What might precommitments to justice look like in other contexts?  With respect to the knotty problem of balancing fulsome review with speed in siting and deploying mitigation and adaptation infrastructure (knotty in part because there are important justice values served by achieving rapid, effective mitigation and adaptation), a precommitment to justice might take the form of preserving process where it is most likely to serve justice, i.e., by streamlining, truncating, or waiving environmental review processes except in environmental justice communities.  So, a high-voltage transmission line (or an industrial-scale solar array or wind farm or grid-scale battery storage) would be eligible for streamlined review and process if located to avoid environmental justice communities.  This would create a disincentive to locate undesirable mitigation infrastructure in environmental justice communities, thereby countering the many forces, like low cost and less effective community opposition, that tend to pull such undesirable land uses to them.  And it would preserve process for communities most likely to need the protection that process can afford.  The interests of residents of these communities may be less well-represented in upstream decisionmaking, community members may not be positioned to access other levers of power to prevent harms, and members of these communities may already be suffering from higher burdens of cumulative environmental harms.

Precommitments might also—building on the idea that they should be early in time—take the form of automatic transfers that occur only if/when certain warming thresholds are crossed (contingency).  Efforts by low-lying island states to seek compensation for loss and damage have gained little traction on the world stage despite the strong moral claim that underlies them and the foreseeable perils these nations face.  (Although loss and damage is addressed in Article 8 of the Paris Agreement, the Decision adopting the Paris Agreement states that “Article 8 of the Agreement does not involve or provide a basis for any liability or compensation.”)   

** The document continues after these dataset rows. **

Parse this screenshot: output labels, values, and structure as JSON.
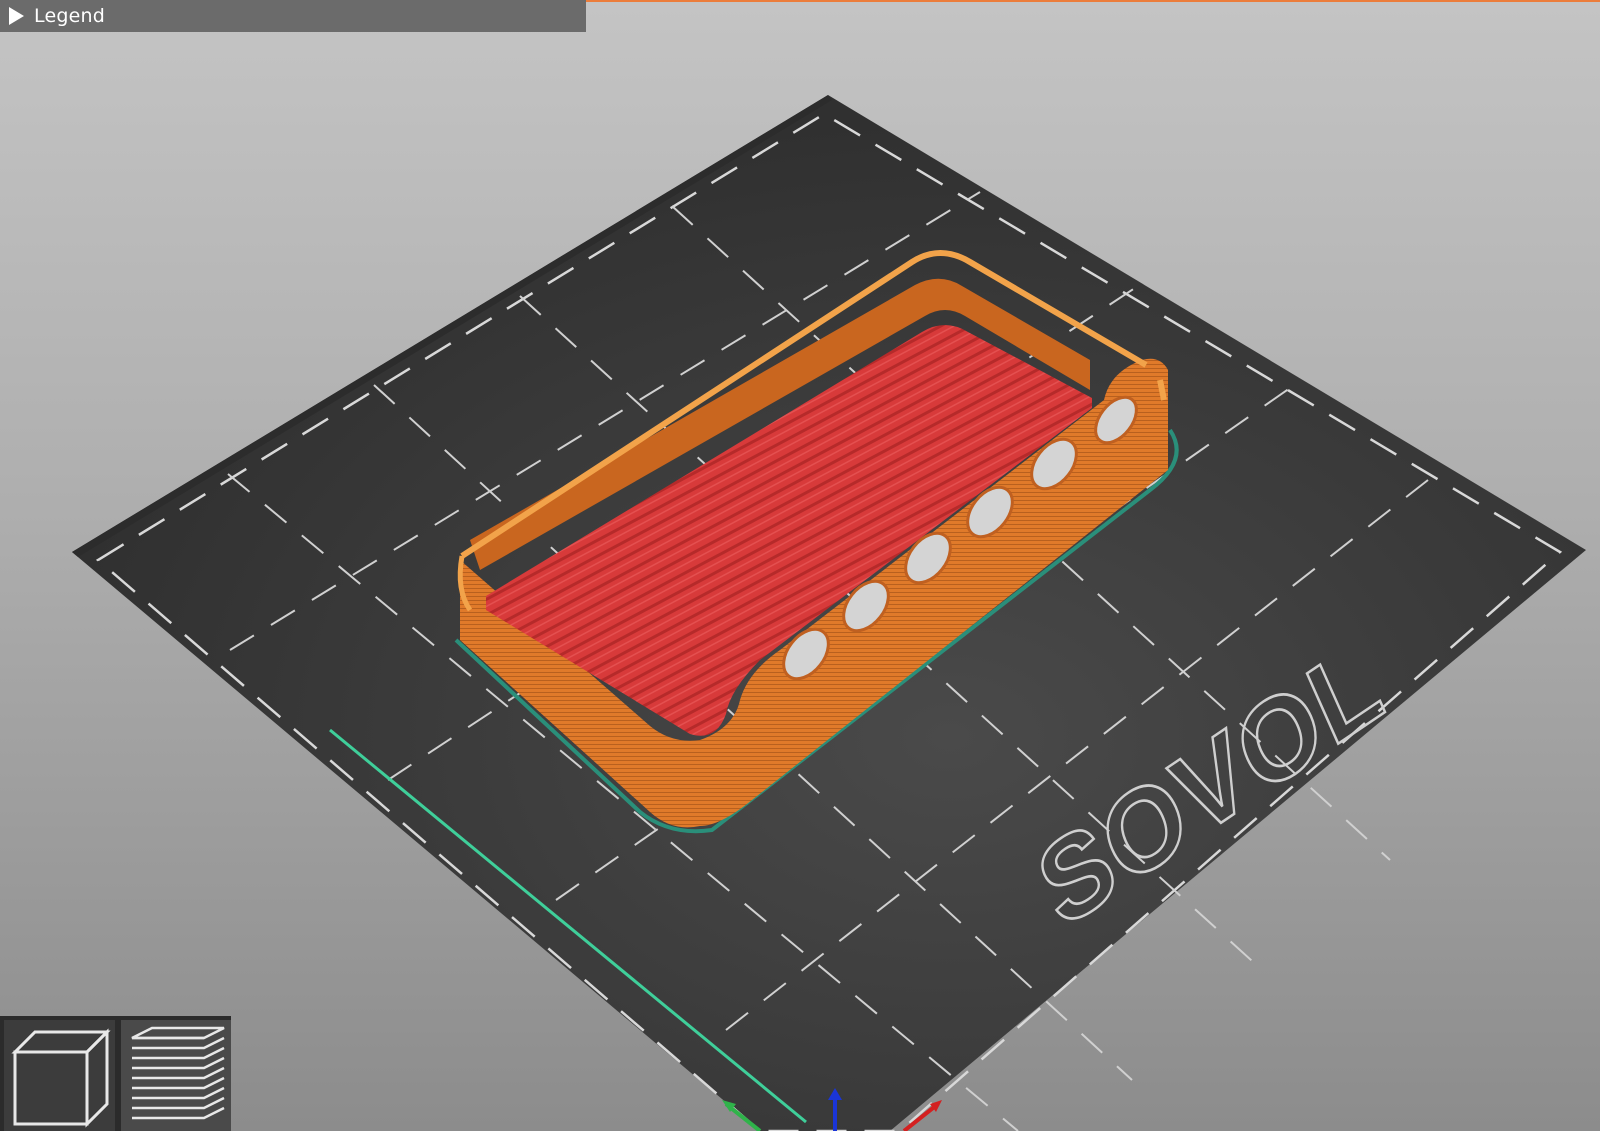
{
  "legend": {
    "label": "Legend"
  },
  "bed": {
    "brand_text": "SOVOL"
  },
  "toolbar": {
    "views": [
      {
        "icon": "3d-cube-icon",
        "active": false
      },
      {
        "icon": "layers-icon",
        "active": true
      }
    ]
  },
  "colors": {
    "accent": "#ec7d3b",
    "bed": "#383838",
    "perimeter": "#e07a2a",
    "solid_infill": "#d23a3a",
    "skirt": "#2a8f7a",
    "axis_x": "#d42020",
    "axis_y": "#2fb34a",
    "axis_z": "#1a35d8"
  }
}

But what if low-lying island states proposed that polar assets, increasingly valuable in a warming world and subject to disputed claims of ownership, be understood as part of our common heritage except that interests in polar assets (ownership, shares, or other mechanism for profit sharing) will, by prior agreement, be automatically transferred to citizens of low-lying island states should certain warming thresholds be crossed or climate impacts realized?  An early, contingent precommitment may reduce opposition (states aren’t being asked to transfer wealth now or perhaps ever) and create a global incentive to mitigate to avoid crossing those thresholds. 

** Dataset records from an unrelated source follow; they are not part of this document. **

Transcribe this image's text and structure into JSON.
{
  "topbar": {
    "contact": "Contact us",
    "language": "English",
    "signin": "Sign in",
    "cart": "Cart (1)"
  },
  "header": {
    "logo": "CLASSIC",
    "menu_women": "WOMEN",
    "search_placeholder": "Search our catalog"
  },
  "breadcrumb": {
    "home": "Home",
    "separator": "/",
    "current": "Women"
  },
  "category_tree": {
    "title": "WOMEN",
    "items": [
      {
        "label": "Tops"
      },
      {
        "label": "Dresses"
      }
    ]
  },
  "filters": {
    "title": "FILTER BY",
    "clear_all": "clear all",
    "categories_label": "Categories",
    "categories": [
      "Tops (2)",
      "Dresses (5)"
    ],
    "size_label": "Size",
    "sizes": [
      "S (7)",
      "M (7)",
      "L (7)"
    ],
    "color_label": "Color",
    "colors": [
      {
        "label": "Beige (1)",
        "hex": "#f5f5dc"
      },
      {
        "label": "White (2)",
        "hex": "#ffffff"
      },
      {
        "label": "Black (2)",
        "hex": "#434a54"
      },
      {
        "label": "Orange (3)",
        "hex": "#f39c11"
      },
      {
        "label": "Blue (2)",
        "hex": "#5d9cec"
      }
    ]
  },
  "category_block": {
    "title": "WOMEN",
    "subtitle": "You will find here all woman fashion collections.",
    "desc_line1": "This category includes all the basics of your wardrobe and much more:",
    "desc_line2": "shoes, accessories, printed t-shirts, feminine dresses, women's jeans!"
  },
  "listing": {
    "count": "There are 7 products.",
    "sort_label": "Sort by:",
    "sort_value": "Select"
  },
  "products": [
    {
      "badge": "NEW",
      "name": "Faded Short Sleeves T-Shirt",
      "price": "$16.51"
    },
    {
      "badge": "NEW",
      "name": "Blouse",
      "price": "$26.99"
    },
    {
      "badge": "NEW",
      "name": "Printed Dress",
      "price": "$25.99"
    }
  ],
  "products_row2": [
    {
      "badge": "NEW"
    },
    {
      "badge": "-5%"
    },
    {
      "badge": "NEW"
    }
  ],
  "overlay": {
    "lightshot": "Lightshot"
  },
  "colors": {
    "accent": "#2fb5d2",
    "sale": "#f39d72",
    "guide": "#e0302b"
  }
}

Or imagine adopting as an adaptation policy now a contingent precommitment to grant title in public land in climate-safe(r) locations upon the crossing of identified climate thresholds to tribes whose sovereign lands become uninhabitable as a result of climate change.  This could be done without requiring tribes to cede ownership of or formally abandon land to which they are deeply connected.  Even areas unsuitable for permanent communities might retain significant value for visitation to allow tribal members to maintain a connection to place.  Together, these factors could encourage safer, earlier relocation.

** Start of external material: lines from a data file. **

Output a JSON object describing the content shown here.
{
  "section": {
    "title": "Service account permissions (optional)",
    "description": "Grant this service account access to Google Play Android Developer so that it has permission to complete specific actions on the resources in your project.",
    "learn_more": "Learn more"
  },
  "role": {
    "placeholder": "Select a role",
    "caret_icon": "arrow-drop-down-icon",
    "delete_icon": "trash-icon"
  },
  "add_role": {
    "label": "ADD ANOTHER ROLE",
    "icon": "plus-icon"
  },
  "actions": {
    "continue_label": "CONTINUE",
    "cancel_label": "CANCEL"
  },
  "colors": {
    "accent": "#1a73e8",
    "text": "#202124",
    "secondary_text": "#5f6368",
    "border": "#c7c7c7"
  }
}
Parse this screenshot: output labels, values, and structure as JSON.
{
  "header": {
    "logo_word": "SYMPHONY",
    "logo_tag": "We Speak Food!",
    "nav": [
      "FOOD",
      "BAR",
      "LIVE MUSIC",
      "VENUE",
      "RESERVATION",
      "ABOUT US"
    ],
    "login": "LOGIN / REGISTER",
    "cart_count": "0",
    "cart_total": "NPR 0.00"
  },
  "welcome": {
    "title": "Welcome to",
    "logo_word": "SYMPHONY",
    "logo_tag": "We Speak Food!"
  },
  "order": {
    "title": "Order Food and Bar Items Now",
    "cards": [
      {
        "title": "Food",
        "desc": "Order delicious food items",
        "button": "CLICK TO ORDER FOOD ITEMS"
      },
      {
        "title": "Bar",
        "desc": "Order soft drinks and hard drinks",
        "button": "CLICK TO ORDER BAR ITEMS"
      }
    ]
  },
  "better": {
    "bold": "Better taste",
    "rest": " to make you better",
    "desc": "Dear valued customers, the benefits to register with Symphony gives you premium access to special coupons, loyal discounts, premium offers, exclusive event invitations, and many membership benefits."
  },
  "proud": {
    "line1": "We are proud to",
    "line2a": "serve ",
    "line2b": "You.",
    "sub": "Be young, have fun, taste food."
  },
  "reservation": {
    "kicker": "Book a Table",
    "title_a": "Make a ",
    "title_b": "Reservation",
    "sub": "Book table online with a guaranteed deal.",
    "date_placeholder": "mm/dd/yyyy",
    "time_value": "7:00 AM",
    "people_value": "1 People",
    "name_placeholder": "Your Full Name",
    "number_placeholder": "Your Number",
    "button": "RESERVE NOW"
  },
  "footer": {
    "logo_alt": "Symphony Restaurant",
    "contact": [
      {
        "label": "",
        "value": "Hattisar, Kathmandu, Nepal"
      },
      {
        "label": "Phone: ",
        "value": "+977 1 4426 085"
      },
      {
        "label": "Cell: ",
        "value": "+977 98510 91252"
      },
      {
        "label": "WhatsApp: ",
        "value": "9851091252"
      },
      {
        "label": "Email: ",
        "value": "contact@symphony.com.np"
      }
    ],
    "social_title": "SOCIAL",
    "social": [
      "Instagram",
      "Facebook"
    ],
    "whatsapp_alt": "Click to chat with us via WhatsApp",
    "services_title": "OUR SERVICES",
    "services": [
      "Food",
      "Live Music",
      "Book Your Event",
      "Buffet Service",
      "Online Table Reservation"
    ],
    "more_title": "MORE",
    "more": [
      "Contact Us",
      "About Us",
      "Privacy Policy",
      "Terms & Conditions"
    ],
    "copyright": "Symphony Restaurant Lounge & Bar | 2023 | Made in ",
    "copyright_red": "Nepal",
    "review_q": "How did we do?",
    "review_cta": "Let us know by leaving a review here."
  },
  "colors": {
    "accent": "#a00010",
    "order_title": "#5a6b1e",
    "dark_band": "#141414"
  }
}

As pie in the sky as some of these ideas sound, just outcomes may be more in reach now than they will be in the decades to come—in the heat of the moment, competing against a multitude of pressing climate concerns.  Any precommitment strategy would, of course, need to be carefully examined in the context in which it is being deployed.  With respect to environmental review for mitigation infrastructure, for example, delaying infrastructure deployment could negatively impact justice by exacerbating climate change and its impacts on the most vulnerable; care would also need to be taken not to drive green investment away from environmental justice communities, resulting in a loss of economic opportunity.  And it should be conceded that precommitment strategies can’t satisfy all justice values; we should continue to push for more.  But perhaps we should also hedge our bets by locking in a modicum of rough justice.

- Katrina Fischer Kuh, Haub Distinguished Professor of Environmental Law, Elisabeth Haub School of Law at Pace University.